Of course, if you like this sort of thing, go ahead and buy it. I won’t judge. Do please let us know how it works out for you, okay?

This puzzles me, because yeah, I’m most definitely in the same boat. And yet… I still haven’t thrown my mouse across the room. Weird, right? Somehow the fact that this game is incredibly frustrating on purpose makes it… better in a way. I dunno.

Mighty No. 9 got shit because it was a poorly-designed, ugly mess. Not because it was “hardcore” or “punishing”. Well-designed hardcore games still occasionally do just fine - Dark Souls, for example.

One possible hypothesis: the only people willing to stick with it that long are the kind of madmen who would accept the designer’s plea.

No problem with the idea. Hard games for people who like hard games. I presume they put the right level of time and money into it for their target audience, because not all games need to target everyone.

But that tag line makes me wince. I know what they are doing, using hyperbole to express how hard the game is to appeal to their audience, but even the idea of a game designed to hurt people just gets under my skin.

Obviously, I am not the target audience for this sort of thing.

I thought about trying this game, then I said to myself, no you will hate it with a white-hot passion.
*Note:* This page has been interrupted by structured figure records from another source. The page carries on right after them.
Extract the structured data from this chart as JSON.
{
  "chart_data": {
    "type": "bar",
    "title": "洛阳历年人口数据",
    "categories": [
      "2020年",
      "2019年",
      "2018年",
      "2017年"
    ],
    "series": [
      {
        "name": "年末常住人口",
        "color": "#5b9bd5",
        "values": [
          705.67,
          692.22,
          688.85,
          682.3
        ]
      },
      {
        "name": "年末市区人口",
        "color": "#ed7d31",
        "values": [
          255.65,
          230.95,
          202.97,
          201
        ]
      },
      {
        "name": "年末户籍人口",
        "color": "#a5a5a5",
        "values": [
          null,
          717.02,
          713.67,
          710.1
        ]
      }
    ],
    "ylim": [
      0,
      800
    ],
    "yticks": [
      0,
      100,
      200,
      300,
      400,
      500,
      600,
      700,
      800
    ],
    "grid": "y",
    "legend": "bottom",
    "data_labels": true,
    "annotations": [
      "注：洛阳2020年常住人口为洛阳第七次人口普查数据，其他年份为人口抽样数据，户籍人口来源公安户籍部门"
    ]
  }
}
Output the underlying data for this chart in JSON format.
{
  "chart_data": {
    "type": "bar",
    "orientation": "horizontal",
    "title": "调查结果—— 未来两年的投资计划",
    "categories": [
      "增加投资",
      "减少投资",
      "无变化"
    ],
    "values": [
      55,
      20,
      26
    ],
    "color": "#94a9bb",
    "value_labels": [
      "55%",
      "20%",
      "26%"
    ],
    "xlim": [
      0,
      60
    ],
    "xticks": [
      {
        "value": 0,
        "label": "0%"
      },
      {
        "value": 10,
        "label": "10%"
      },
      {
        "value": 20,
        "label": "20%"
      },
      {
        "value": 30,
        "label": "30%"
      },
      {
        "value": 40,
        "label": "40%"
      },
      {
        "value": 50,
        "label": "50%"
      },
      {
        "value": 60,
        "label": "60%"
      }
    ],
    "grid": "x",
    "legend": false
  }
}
I’m not good with dealing with games that do this.

Not to mention that on top of the reviews about how hard it is, there are a couple of bugs…? A game like this needs to be perfectly flawless. If it is this unforgiving and then you get to a point where a glitch sends you back, for me that would completely end my interest if I somehow tried to stick it out. I think that’s the danger with a game like this. The developer is saying, I know this is really difficult, but keep trying and you can do it. It just takes one glitch to break that covenant between developer and player and leaves the player feeling betrayed.